South Korean officials say North Korea will miss end of the year deadlines aimed at getting rid of its nuclear weapons. Among them is a promise to provide a full declaration of its nuclear programs and weapons. VOA Seoul correspondent Kurt Achin has more.

South Korean Foreign Minister Song Min-soon essentially confirmed Thursday that 2007 will come to an end with no nuclear declaration from North Korea.

He says, even though the end of December was set as a target for the declaration, the North may let that date pass without producing a document.

Song represents South Korea in six-nation talks aimed at ending North Korea's nuclear weapons programs. Early this year, Pyongyang promised South Korea, the United States, Russia and China it would declare all of its nuclear activities by the end of December as a step toward dismantling them.

U.S. officials have said the North must account for what Washington says is clear evidence of secret uranium enrichment Pyongyang has never publicly admitted. Song says more consultations are needed on the uranium issue, and that it is worth investing more time to get the North to comply.

He says the timing of the declaration is important, but that the declaration should also be sincere. He says achieving that sincere declaration is where current efforts are aimed.

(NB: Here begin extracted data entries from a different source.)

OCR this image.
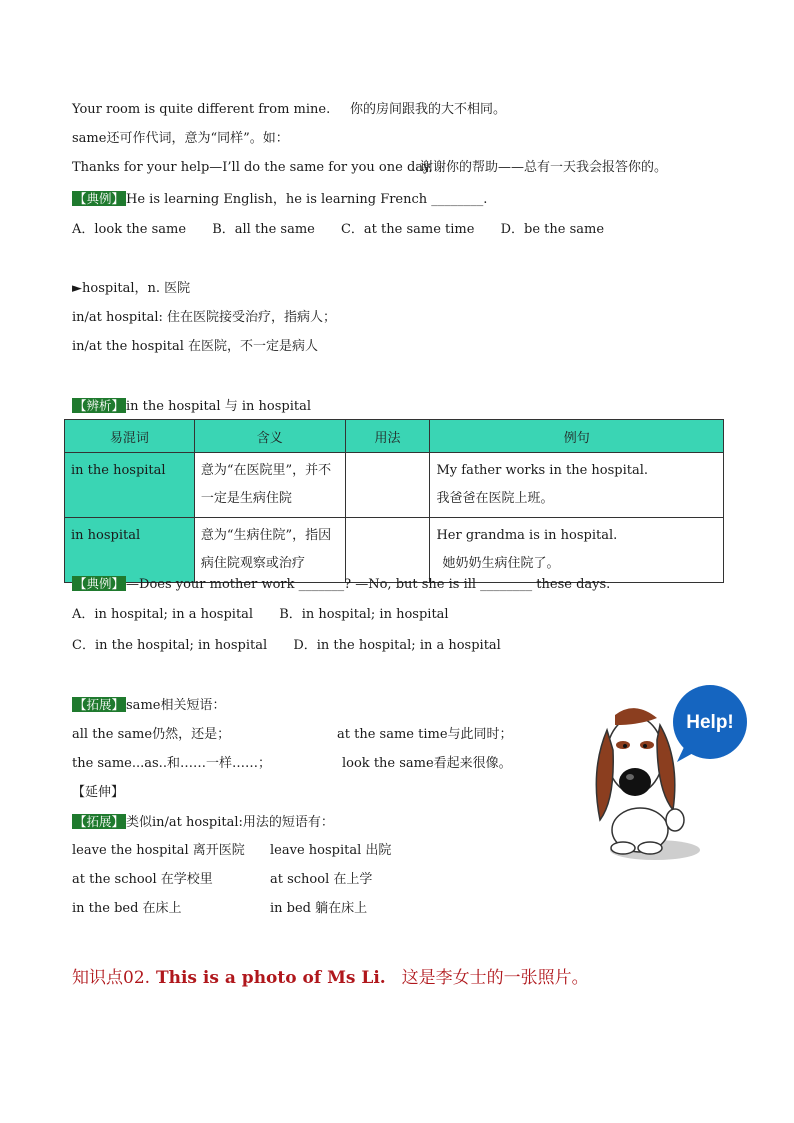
Your room is quite different from mine. 你的房间跟我的大不相同。
same还可作代词，意为“同样”。如：
Thanks for your help—I’ll do the same for you one day.
谢谢你的帮助——总有一天我会报答你的。
【典例】 He is learning English，he is learning French ________.
A．look the same B．all the same C．at the same time D．be the same
►hospital，n. 医院
in/at hospital: 住在医院接受治疗，指病人；
in/at the hospital 在医院，不一定是病人
【辨析】 in the hospital 与 in hospital
易混词	含义	用法	例句
in the hospital	意为“在医院里”，并不一定是生病住院		My father works in the hospital.
我爸爸在医院上班。

in hospital	意为“生病住院”，指因病住院观察或治疗		Her grandma is in hospital.
她奶奶生病住院了。
【典例】 —Does your mother work _______? —No, but she is ill ________ these days.
A．in hospital; in a hospital B．in hospital; in hospital
C．in the hospital; in hospital D．in the hospital; in a hospital
【拓展】 same相关短语：
all the same仍然，还是；	at the same time与此同时；
the same...as..和……一样……；	look the same看起来很像。
【延伸】
【拓展】 类似in/at hospital:用法的短语有：
leave the hospital 离开医院 leave hospital 出院
at the school 在学校里	at school 在上学
in the bed 在床上	in bed 躺在床上
知识点02. This is a photo of Ms Li. 这是李女士的一张照片。
Help!
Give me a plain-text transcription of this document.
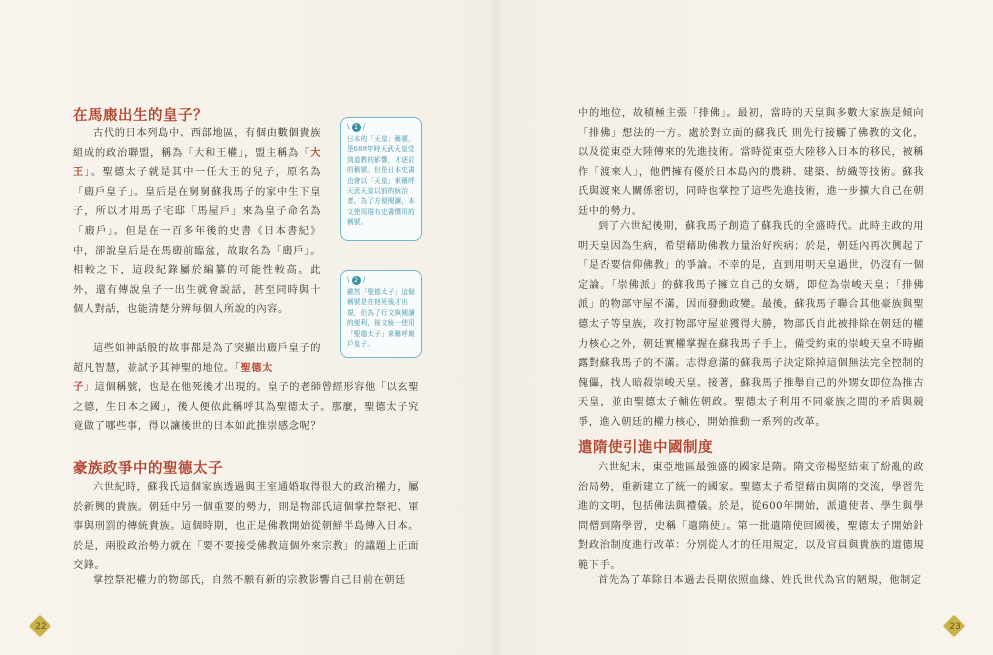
在馬廄出生的皇子？

古代的日本列島中、西部地區，有個由數個貴族組成的政治聯盟，稱為「大和王權」，盟主稱為「大王」。聖德太子就是其中一任大王的兒子，原名為「廄戶皇子」。皇后是在舅舅蘇我馬子的家中生下皇子，所以才用馬子宅邸「馬屋戶」來為皇子命名為「廄戶」。但是在一百多年後的史書《日本書紀》中，卻說皇后是在馬廄前臨盆，故取名為「廄戶」。相較之下，這段紀錄屬於編纂的可能性較高。此外，還有傳說皇子一出生就會說話，甚至同時與十個人對話，也能清楚分辨每個人所說的內容。

這些如神話般的故事都是為了突顯出廄戶皇子的超凡智慧，並試予其神聖的地位。「聖德太

子」這個稱號，也是在他死後才出現的。皇子的老師曾經形容他「以玄聖之德，生日本之國」，後人便依此稱呼其為聖德太子。那麼，聖德太子究竟做了哪些事，得以讓後世的日本如此推崇感念呢？

\ 1 /

日本的「天皇」稱號，是689年時天武天皇受到道教的影響，才逐訂的稱號。但是日本史書也會以「天皇」來稱呼天武天皇以前的統治者。為了方便閱讀，本文使用現有史書慣用的稱號。

\ 2 /

雖然「聖德太子」這個稱號是在他死後才出現，但為了行文與閱讀的便利，後文統一使用「聖德太子」來稱呼廄戶皇子。

豪族政爭中的聖德太子

六世紀時，蘇我氏這個家族透過與王室通婚取得很大的政治權力，屬於新興的貴族。朝廷中另一個重要的勢力，則是物部氏這個掌控祭祀、軍事與刑罰的傳統貴族。這個時期，也正是佛教開始從朝鮮半島傳入日本。於是，兩股政治勢力就在「要不要接受佛教這個外來宗教」的議題上正面交鋒。

掌控祭祀權力的物部氏，自然不願有新的宗教影響自己目前在朝廷

22

中的地位，故積極主張「排佛」。最初，當時的天皇與多數大家族是傾向「排佛」想法的一方。處於對立面的蘇我氏 則先行接觸了佛教的文化，以及從東亞大陸傳來的先進技術。當時從東亞大陸移入日本的移民，被稱作「渡來人」，他們擁有優於日本島內的農耕、建築、紡織等技術。蘇我氏與渡來人關係密切，同時也掌控了這些先進技術，進一步擴大自己在朝廷中的勢力。

到了六世紀後期，蘇我馬子創造了蘇我氏的全盛時代。此時主政的用明天皇因為生病，希望藉助佛教力量治好疾病；於是，朝廷內再次興起了「是否要信仰佛教」的爭論。不幸的是，直到用明天皇過世，仍沒有一個定論。「崇佛派」的蘇我馬子擁立自己的女婿，即位為崇峻天皇；「排佛派」的物部守屋不滿，因而發動政變。最後，蘇我馬子聯合其他豪族與聖德太子等皇族，攻打物部守屋並獲得大勝，物部氏自此被排除在朝廷的權力核心之外，朝廷實權掌握在蘇我馬子手上，備受約束的崇峻天皇不時顯露對蘇我馬子的不滿。志得意滿的蘇我馬子決定除掉這個無法完全控制的傀儡，找人暗殺崇峻天皇。接著，蘇我馬子推舉自己的外甥女即位為推古天皇，並由聖德太子輔佐朝政。聖德太子利用不同豪族之間的矛盾與競爭，進入朝廷的權力核心，開始推動一系列的改革。

遣隋使引進中國制度

六世紀末，東亞地區最強盛的國家是隋。隋文帝楊堅結束了紛亂的政治局勢，重新建立了統一的國家。聖德太子希望藉由與隋的交流，學習先進的文明，包括佛法與禮儀。於是，從600年開始，派遣使者、學生與學問僧到隋學習，史稱「遣隋使」。第一批遣隋使回國後，聖德太子開始針對政治制度進行改革：分別從人才的任用規定，以及官員與貴族的道德規範下手。

首先為了革除日本過去長期依照血緣、姓氏世代為官的陋規，他制定

23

Song says the nuclear talks are now at a critical stage, both in terms of the North's declaration, and in terms of disabling its main nuclear programs.

North Korea has been disabling its main plutonium-producing nuclear facilities under U.S. supervision for months. But, senior North Korean official Hyun Hak Pong warned this week Pyongyang would have no choice but to slow its pace, because of what he described as delays in economic compensation. The U.S. and South Korea have been giving energy assistance to the North equivalent to nearly a million tons of heavy fuel oil in exchange for disabling its main nuclear facilities.

Experts say there are probably technical reasons for delaying the process, particularly in removing radioactive spent nuclear fuel rods from cooling facilities. They say, given North Korea's poorly maintained equipment, removing the rods safely could take several more months.